Viewing the OData feed
The output of the HTTP request that queries for topic hubs is an OData feed, shown here in Fiddler's XML view:
This is an Atom feed extended with a type system used here to annotate the TimeStamp property as an Edm.DateTime and the eventful_events and eventbrite_properties as Edm.Int32. If you open this feed in a browser that presents a friendly view of feeds, you'll see a list of (not very interesting) items as shown here in Firefox:
If you disable the browser's friendly view of feeds, you'll see the raw XML as shown here in IE:
Using the OData feed
You can ingest an OData feed using any XML parser, or you can use one of the client libraries in the OData SDK. But suppose you want to produce a visualization like this one:
It would be nice to be able to read the OData feed directly into Excel. There isn't yet a generic OData importer for all versions of Excel, unfortunately. I hope one will emerge, but meanwhile there's PowerPivot, a free add-in for Excel 2010. Now, calling PowerPivot an OData importer is like calling a Swiss army knife a toothpick. Yes it serves the purpose, but that one function barely scratches the surface. PowerPivot is a large-capacity in-memory relational data analysis engine. It come from the world of business intelligence, where quants build cubes out of SQL data and then slice them and dice them. As an Excel plug-in, it does the heavy lifting that Excel can't do alone: millions of rows of data, relational joins.

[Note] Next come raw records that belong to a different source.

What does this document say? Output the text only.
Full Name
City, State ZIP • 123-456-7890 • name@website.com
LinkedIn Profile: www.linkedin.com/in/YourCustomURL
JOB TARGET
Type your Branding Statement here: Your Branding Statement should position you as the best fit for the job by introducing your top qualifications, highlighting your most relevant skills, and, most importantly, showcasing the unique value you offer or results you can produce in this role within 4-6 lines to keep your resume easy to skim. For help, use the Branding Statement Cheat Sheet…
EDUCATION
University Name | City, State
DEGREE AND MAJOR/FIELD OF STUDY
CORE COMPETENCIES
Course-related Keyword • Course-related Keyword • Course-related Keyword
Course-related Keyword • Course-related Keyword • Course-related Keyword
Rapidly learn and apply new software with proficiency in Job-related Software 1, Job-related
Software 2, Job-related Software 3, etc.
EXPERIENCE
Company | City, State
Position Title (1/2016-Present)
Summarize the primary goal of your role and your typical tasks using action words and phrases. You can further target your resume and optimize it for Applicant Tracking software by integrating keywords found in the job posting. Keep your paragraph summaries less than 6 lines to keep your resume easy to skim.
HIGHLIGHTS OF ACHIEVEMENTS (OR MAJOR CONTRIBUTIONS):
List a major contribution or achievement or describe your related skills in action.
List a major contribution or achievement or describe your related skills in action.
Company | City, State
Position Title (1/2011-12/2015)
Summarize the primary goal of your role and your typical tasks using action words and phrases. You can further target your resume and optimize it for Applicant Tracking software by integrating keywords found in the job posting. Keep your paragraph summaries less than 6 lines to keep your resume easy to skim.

We'll see none of that fancy stuff here, we're only using PowerPivot to load an OData feed into Excel. The elmcity service makes the feed available to me privately over HTTP. But for this example I've just captured the feed as an XML file that can be loaded from local storage.
After importing the rows into PowerPivot, I send them over to an Excel pivot table.
Over on the Excel side of this PowerPivot/Excel duo, I pick the fields I want to use.
Then I select those columns in the pivot table, and copy/paste links into a worksheet that has formulae for adding up totals and calculating percentages.
Finally I add a sparkline column to summarize the percentages using inline column charts.